Despite increased attention, efforts to highlight the differences between men and women’s heart care may not be working as well as we’d like to think.
Here’s the lead from a story I recently read:
“The risk factor profile in women presenting with acute coronary syndrome (ACS) and acute MI is distinctive compared to men, and cardiologists need to tailor their management of women with these differences in mind,” noted Kimberly A. Skelding, MD, during a presentation at the 33rd annual scientific sessions for the Society for Cardiovascular Angiography and Interventions (SCAI).
Really? This is still big news?
I don’t mean to diss Dr. Skelding’s findings in any way. In fact, thank God, she’s out there talking about them.
I’m just discouraged. I remember working on an ad more than 20 years ago for one of our clients that stressed the need to recognize differences in women’s CV symptoms and care.
Despite more than two decades of marketing and education, many problems are still rampant in women’s heart care. Dr.

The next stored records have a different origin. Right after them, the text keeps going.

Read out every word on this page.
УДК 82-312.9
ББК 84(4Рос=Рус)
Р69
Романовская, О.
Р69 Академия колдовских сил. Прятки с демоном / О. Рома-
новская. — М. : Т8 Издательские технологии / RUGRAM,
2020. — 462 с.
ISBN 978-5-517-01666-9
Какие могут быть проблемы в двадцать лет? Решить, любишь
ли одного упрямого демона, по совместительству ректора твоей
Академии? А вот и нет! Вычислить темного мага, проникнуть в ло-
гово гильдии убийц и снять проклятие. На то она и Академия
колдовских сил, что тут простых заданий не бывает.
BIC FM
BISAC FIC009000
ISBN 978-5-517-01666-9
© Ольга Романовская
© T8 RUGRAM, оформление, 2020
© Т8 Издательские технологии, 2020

Skelding highlighted the following:
- later referrals, which equates to more advanced coronary artery disease
- more urgent or emergency procedures and longer door-to-balloon times
- lower rates of internal mammary artery grafts with bypass surgery, even after adjustment for age, extent of disease and urgent surgery
“Although we’re improving mortality overall in both groups, we’re not doing it as well in women,” said Skelding, who encouraged practitioners to examine these potential treatment disparities at their own institutions.
Only 33 percent of PCI procedures are performed in women annually, and delayed treatment for women is common—often more than 24 hours after presentation.
“It’s hard to say if this delay is a result of the disease state not being as well recognized or due to a lack of aggressive treatment,” she said.
Skelding offered several additional insights:
• Women continue to be underrepresented in clinical trials for PCI, as they don’t meet the inclusionary criteria.
• Women are 61 percent more likely to present with in-stent restenosis following drug-eluting stent implantation, particularly diffuse in-stent restenosis.
• Almost two-times more women will return to the ER within 30 days of their intervention, even after successful interventions.
• For anticoagulants, among drug applications submitted to the FDA between 1994 and 2000, 20 percent had gender differences in pharmacokinetics, including more hepatic cytochrome CYP3A in women; more dietary supplements taken by women; more accumulation in fat; and less renal excretion.
• Women with acute coronary syndrome are less likely to have an ECG done within 10 minutes of presentation; less likely to be cared for by a cardiologist during their inpatient admission; and less likely to acutely be given appropriate pharmacotherapy.
• Following PCI, women with ACS have a 37 percent higher risk of death, MI or rehospitalization than men with ACS.
• Women who are less than 65 years old have a 46 percent higher risk of death, MI or rehospitalization.
There also are gender differences in atherosclerosis, including plaque erosion.
And for the treatment of acute MI in clinical practice, women have longer door-to-balloon times and are still less likely to undergo invasive evaluation on the index admission regardless of age.
Based on all the clinical data, Skelding encouraged cardiologists to “treat with parity. Examine your local data to see how your female patients are being diagnosed and treated in order to improve outcomes, improve practice and improve enrollment in clinical trials.”
We can only hope that physicians and patients alike listen to this advice. I think we all have a lot of work to do.